На переднем плане я. Опять корчу рожицы. Растягиваю пальцами губы. Показываю язык, оттопыриваю уши. Одним словом, проверяю работу видеокамеры. Кто имеет данный аппарат в домашнем пользовании, знает, что я делаю все правильно и по инструкции.

Изображение перемещается на заваренную стальными листами клетку. В крошечном окошечке видна лысая голова Баобабовой. Когда я отворачиваюсь, но не отворачивается камера, голова плюется мне в спину.

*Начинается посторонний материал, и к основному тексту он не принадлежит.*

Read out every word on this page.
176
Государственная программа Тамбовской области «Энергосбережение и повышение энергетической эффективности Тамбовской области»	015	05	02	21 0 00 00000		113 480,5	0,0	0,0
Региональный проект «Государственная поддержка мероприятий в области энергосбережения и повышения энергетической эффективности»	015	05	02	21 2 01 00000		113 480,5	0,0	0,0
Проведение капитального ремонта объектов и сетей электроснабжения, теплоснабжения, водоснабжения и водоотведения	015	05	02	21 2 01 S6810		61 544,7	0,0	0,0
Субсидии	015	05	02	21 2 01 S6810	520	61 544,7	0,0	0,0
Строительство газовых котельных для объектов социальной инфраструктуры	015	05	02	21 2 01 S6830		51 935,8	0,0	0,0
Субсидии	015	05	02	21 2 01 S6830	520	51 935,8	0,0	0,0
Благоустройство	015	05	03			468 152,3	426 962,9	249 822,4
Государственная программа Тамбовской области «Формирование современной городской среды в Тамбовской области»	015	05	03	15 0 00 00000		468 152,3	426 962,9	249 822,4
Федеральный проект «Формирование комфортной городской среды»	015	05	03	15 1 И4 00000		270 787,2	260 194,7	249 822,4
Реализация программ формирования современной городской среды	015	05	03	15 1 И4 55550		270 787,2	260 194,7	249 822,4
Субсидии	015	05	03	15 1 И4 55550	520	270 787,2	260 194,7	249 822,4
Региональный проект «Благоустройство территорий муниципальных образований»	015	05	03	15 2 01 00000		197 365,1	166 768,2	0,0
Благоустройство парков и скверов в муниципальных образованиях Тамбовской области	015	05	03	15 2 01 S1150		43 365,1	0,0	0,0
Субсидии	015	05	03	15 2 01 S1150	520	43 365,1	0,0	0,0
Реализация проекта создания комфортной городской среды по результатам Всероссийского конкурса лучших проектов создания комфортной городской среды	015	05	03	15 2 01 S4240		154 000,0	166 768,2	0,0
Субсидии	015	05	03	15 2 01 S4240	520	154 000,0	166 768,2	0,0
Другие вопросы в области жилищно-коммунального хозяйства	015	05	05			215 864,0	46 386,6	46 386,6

— Лешка, это монтаж, — шипит со своего места Мария, клятвенно чиркая обгрызенным ногтем шею.

— Тишина в зале! — просит ординарец.

На экране тем временем топает массовка. Каждый проходящий перед объективом норовит запечатлеть себя для истории. Большинство делает это, не руководствуясь человеческими эмоциями, повторяя за мной смешные рожицы. Все довольны и жизнерадостны.

— Вглядитесь в эти лица, — тихим, почти мертвым голосом просит генерал, — они еще не знают, что ожидает их через пять минут. Запомните их. Это свидетели.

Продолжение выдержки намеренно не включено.